Au-delà de l’énergie, Friedrich Merz a souligné l’étroitesse croissante des liens entre Ottawa et Berlin, affirmant qu’il entretient une relation « très proche » avec Mark Carney. Les deux dirigeants se sont rencontrés pour la première fois lors du G7 de Kananaskis, en Alberta, puis à plusieurs reprises depuis, notamment lors de la visite officielle de Carney à Berlin.

Ils doivent se revoir prochainement au G20 en Afrique du Sud, dans la continuité d’un dialogue que Merz décrit comme « intense ». Il affirme que les deux pays travaillent selon un « calendrier très rapproché » pour approfondir leur coopération économique, de défense et climatique.

« Nous voyons un potentiel énorme pour une coopération plus étroite, et le Canada est plus intéressé que jamais à aller dans cette direction », a déclaré Merz.

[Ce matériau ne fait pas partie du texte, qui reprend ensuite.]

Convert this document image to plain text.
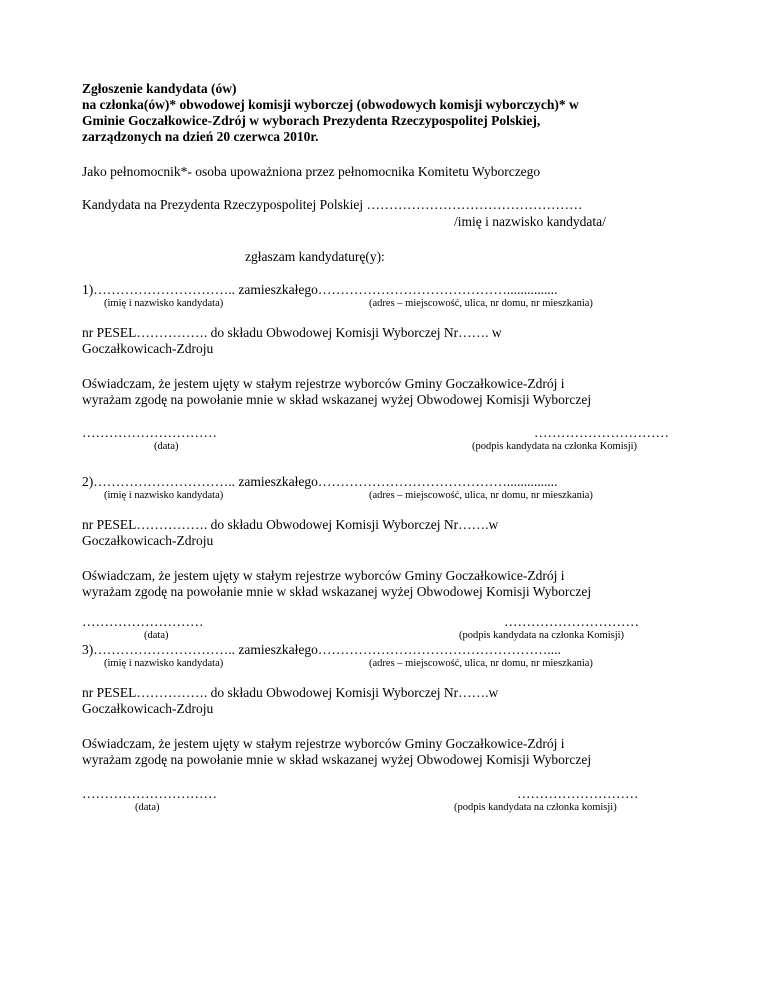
Zgłoszenie kandydata (ów)
na członka(ów)* obwodowej komisji wyborczej (obwodowych komisji wyborczych)* w
Gminie Goczałkowice-Zdrój w wyborach Prezydenta Rzeczypospolitej Polskiej,
zarządzonych na dzień 20 czerwca 2010r.
Jako pełnomocnik*- osoba upoważniona przez pełnomocnika Komitetu Wyborczego
Kandydata na Prezydenta Rzeczypospolitej Polskiej …………………………………………
/imię i nazwisko kandydata/
zgłaszam kandydaturę(y):
1)………………………….. zamieszkałego……………………………………...............
(imię i nazwisko kandydata)	(adres – miejscowość, ulica, nr domu, nr mieszkania)
nr PESEL……………. do składu Obwodowej Komisji Wyborczej Nr……. w
Goczałkowicach-Zdroju
Oświadczam, że jestem ujęty w stałym rejestrze wyborców Gminy Goczałkowice-Zdrój i
wyrażam zgodę na powołanie mnie w skład wskazanej wyżej Obwodowej Komisji Wyborczej
…………………………	…………………………
(data)	(podpis kandydata na członka Komisji)
2)………………………….. zamieszkałego……………………………………...............
(imię i nazwisko kandydata)	(adres – miejscowość, ulica, nr domu, nr mieszkania)
nr PESEL……………. do składu Obwodowej Komisji Wyborczej Nr…….w
Goczałkowicach-Zdroju
Oświadczam, że jestem ujęty w stałym rejestrze wyborców Gminy Goczałkowice-Zdrój i
wyrażam zgodę na powołanie mnie w skład wskazanej wyżej Obwodowej Komisji Wyborczej
………………………	…………………………
(data)	(podpis kandydata na członka Komisji)
3)………………………….. zamieszkałego……………………………………………....
(imię i nazwisko kandydata)	(adres – miejscowość, ulica, nr domu, nr mieszkania)
nr PESEL……………. do składu Obwodowej Komisji Wyborczej Nr…….w
Goczałkowicach-Zdroju
Oświadczam, że jestem ujęty w stałym rejestrze wyborców Gminy Goczałkowice-Zdrój i
wyrażam zgodę na powołanie mnie w skład wskazanej wyżej Obwodowej Komisji Wyborczej
…………………………	………………………
(data)	(podpis kandydata na członka komisji)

Le GNL, maillon manquant d’une alliance stratégique

Malgré cette convergence apparente, l’absence de résultats sur le plan énergétique contraste avec les ambitions affichées. En août 2022, Berlin avait publiquement exhorté le Canada à faciliter l’exportation de GNL vers l’Europe, alors que la fermeture des gazoducs russes menaçait la sécurité énergétique allemande. Or, aucun terminal d’exportation n’a été construit sur la côte atlantique canadienne, notamment à cause des contraintes réglementaires et environnementales.

Les propos du chancelier Merz, rapportés par True North et Juno News, traduisent un certain désenchantement : Berlin attend toujours des signaux clairs d’Ottawa, tandis que d’autres fournisseurs — notamment les États-Unis et le Qatar — comblent le vide laissé par le Canada.

Une occasion stratégique manquée pour le Canada ?

Pour le gouvernement Carney, cette inertie pose un dilemme. Ottawa affirme vouloir renforcer ses liens avec l’Europe dans un contexte de tensions diplomatiques croissantes avec Washington, mais continue de freiner le développement de projets gaziers majeurs sur son propre territoire.

Alors que l’Allemagne déploie des terminaux flottants pour diversifier ses sources, le Canada demeure absent du marché mondial du GNL. Cette contradiction entre ambitions diplomatiques et blocages énergétiques pourrait miner la crédibilité d’Ottawa auprès de ses alliés.

En définitive, l’ouverture déclarée de l’Allemagne demeure une invitation en suspens : sans volonté politique canadienne, elle risque de s’évanouir. Comme le résume implicitement Friedrich Merz, « nous construisons l’infrastructure ; il ne manque plus que les partenaires ».